Members of the hundred-year-old Helsinki Bourse Club voted a second time on whether to approve accepting females as members. Seventy four percent of 450 members voted to welcome women to the club, according to news service STT.
The group already voted once on the matter in September, with 69 percent out of 400 votes in favour of dropping its all-male status.
But the club’s rules were not formally changed then, because the change required approval by at least two thirds of votes in a second ballot.
The club was mostly Swedish-speaking when it was founded in 1910, seven years before Finland’s independence, but did not formally bar women from joining until 1997. The club's premises, located in the 1912 Stock Exchange Building, are owned by the Finnish Foundation for Share Promotion.

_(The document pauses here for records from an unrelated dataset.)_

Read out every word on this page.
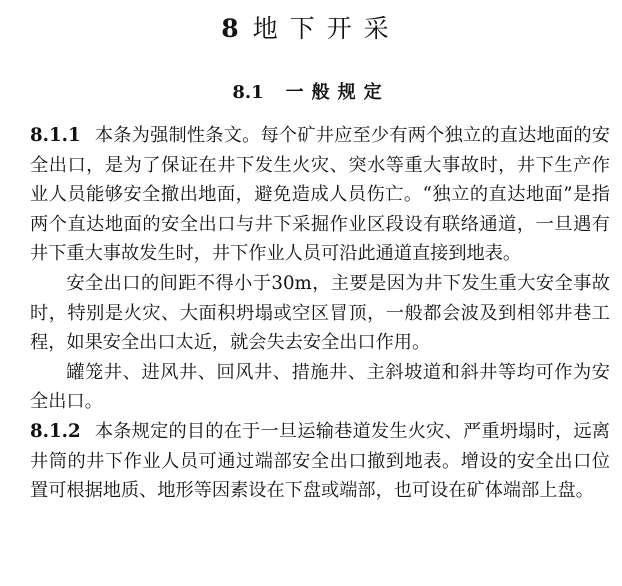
8 地下开采
8.1 一般规定

8.1.1 本条为强制性条文。每个矿井应至少有两个独立的直达地面的安全出口，是为了保证在井下发生火灾、突水等重大事故时，井下生产作业人员能够安全撤出地面，避免造成人员伤亡。“独立的直达地面”是指两个直达地面的安全出口与井下采掘作业区段设有联络通道，一旦遇有井下重大事故发生时，井下作业人员可沿此通道直接到地表。

安全出口的间距不得小于30m，主要是因为井下发生重大安全事故时，特别是火灾、大面积坍塌或空区冒顶，一般都会波及到相邻井巷工程，如果安全出口太近，就会失去安全出口作用。

罐笼井、进风井、回风井、措施井、主斜坡道和斜井等均可作为安全出口。

8.1.2 本条规定的目的在于一旦运输巷道发生火灾、严重坍塌时，远离井筒的井下作业人员可通过端部安全出口撤到地表。增设的安全出口位置可根据地质、地形等因素设在下盘或端部，也可设在矿体端部上盘。
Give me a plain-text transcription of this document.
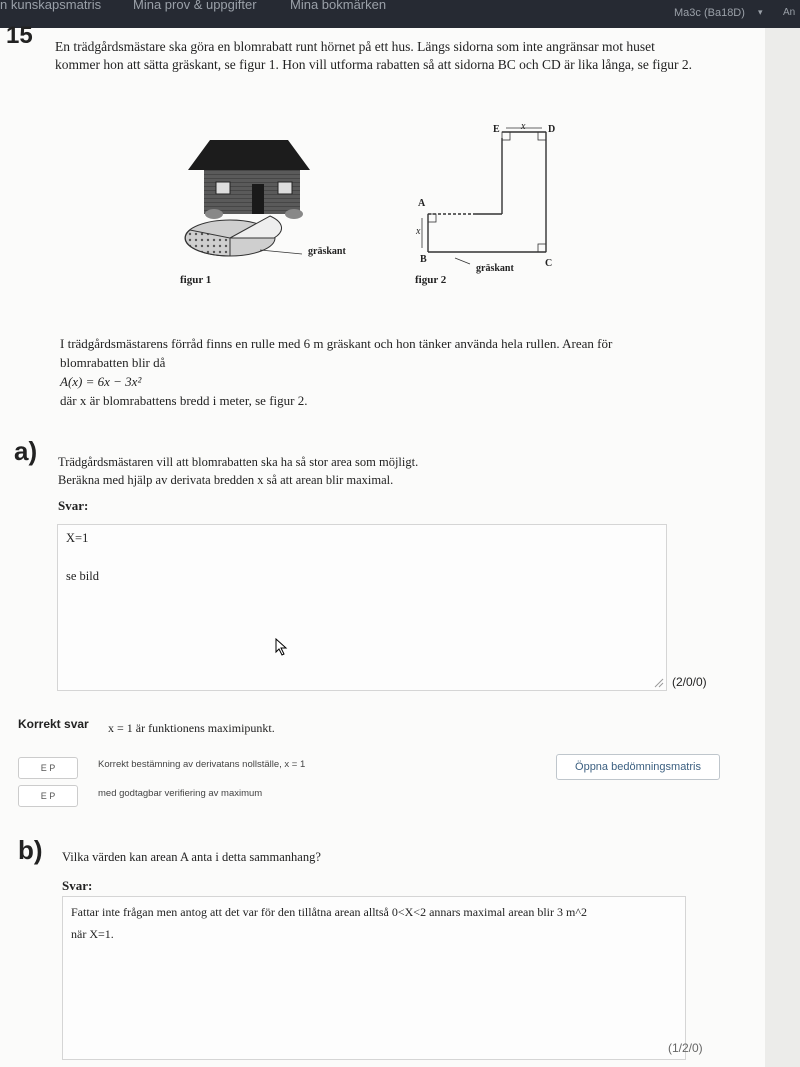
n kunskapsmatris Mina prov & uppgifter	Mina bokmärken
Ma3c (Ba18D) ▾ An
15 En trädgårdsmästare ska göra en blomrabatt runt hörnet på ett hus. Längs sidorna som inte angränsar mot huset kommer hon att sätta gräskant, se figur 1. Hon vill utforma rabatten så att sidorna BC och CD är lika långa, se figur 2.
figur 1
gräskant
figur 2
gräskant
A
B	C
D
E x
x
I trädgårdsmästarens förråd finns en rulle med 6 m gräskant och hon tänker använda hela rullen. Arean för blomrabatten blir då
A(x) = 6x − 3x²
där x är blomrabattens bredd i meter, se figur 2.
a) Trädgårdsmästaren vill att blomrabatten ska ha så stor area som möjligt.
Beräkna med hjälp av derivata bredden x så att arean blir maximal.
Svar:
X=1
se bild
(2/0/0)
Korrekt svar x = 1 är funktionens maximipunkt.
E P	Korrekt bestämning av derivatans nollställe, x = 1
E P	med godtagbar verifiering av maximum
Öppna bedömningsmatris
b) Vilka värden kan arean A anta i detta sammanhang?
Svar:
Fattar inte frågan men antog att det var för den tillåtna arean alltså 0<X<2 annars maximal arean blir 3 m^2
när X=1.
(1/2/0)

In September foundation CEO and president, Sari Lounasmeri said the organisation would reconsider the terms of the lease when the current contract runs out.
But on Thursday, Lounasmeri said that even though the club will allow women going forward, she doesn't think it will lead to a deluge of new members.
"I think it is more symbolic that the club is returning to its origins. This underscores that there are no gender limits at the exchange. It is also a good thing that everyone can participate in networks that they are interested in," Lounasmeri said.
"I think the common factor should be the thing people are interested in. That's why a limiting membership [based on people's] genders is as idiotic and artificial as limiting people over whether they are right- or left-handed," she said.